8/10
Detecting Under the Influence
27 March 2006
This is one of the more bizarre screwball comedy/mysteries to emerge from the studios in the wake of the detecting/drinking classic, The Thin Man. It's as if somebody said, "let's show what jobless rich people would act like if they really drank as much as Nick and Nora Charles do and tried to solve a mystery." And then someone said -- "let's get James Whale to do it! After all, Bride of Frankenstein really is, at heart, a comedy!" And, the resulting film, "Remember Last Night?", is, at heart, a horror film -- perhaps the scariest film about drunks made before The Lost Weekend. The film follows the drinking and detecting adventures of Robert Young and Constance Cummings, who, after a night of wild partying and obnoxious, boorish drunken behavior, find that their host has been murdered, and that they can't remember what they did the night before. Robert fortunately has the sense to call in his old friend Edward Arnold, who helps Young solve the mystery.

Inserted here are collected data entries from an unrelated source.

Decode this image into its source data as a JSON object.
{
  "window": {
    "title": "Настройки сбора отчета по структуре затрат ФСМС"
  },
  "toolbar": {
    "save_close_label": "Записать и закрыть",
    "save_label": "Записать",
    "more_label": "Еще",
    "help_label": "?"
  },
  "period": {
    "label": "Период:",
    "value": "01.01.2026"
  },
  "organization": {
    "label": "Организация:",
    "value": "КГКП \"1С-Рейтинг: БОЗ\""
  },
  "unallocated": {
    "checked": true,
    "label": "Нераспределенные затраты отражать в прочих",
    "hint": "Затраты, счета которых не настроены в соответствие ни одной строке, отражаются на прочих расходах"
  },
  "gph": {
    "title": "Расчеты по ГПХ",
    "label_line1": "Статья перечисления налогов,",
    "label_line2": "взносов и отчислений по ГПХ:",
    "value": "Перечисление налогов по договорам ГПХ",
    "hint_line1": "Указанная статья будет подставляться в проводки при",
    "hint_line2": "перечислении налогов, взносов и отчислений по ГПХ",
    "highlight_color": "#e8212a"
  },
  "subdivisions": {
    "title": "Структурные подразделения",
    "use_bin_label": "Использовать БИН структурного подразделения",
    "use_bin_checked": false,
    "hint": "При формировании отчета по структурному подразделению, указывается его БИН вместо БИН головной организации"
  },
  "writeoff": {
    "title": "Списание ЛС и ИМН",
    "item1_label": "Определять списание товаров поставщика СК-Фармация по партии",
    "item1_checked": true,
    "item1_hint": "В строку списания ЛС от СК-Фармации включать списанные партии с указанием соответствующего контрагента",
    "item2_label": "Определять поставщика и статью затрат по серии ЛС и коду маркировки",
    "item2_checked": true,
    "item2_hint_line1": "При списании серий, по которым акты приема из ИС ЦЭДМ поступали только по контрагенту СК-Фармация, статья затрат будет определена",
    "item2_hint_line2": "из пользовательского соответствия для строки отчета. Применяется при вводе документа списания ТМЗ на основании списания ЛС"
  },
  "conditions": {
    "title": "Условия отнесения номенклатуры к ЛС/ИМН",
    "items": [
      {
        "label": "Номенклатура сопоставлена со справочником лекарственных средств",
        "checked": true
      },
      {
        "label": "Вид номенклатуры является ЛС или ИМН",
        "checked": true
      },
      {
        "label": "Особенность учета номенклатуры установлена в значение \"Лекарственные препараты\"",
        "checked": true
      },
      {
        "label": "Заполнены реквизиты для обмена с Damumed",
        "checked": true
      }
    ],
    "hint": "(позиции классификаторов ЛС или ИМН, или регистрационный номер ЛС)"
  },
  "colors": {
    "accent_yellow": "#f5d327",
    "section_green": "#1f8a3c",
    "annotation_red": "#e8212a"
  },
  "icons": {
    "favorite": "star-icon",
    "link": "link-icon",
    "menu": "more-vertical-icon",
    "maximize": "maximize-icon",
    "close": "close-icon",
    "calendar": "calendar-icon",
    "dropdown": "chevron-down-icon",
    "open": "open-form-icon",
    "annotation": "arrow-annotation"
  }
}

The mystery plot -- which isn't too bad -- really is subordinate here to the setting, characters, set design. Most of the "comedy" -- delivered by characters who are plastered and who are extremely insensitive to those around them -- is rude and, in one scene, incredibly racist. Anyone who spent any time in a frat house, or with the privileged fellow who has had about four or five too many, would recognize the "comedy". This unfunniness actually seems to be a deliberate choice by the director. (As is the cold and ugly set design.) Props here to Arthur Treacher, who plays (surprise) Robert Young's long suffering butler. He and Edward Arnold seem to be the only characters who haven't lost their humanity to drink. Suitably, the close of the movie belongs to Treacher, and the way Young and his buddies react to him.

This is an easier movie to respect than to like. It would make an intriguing double feature with La Dolce Vita.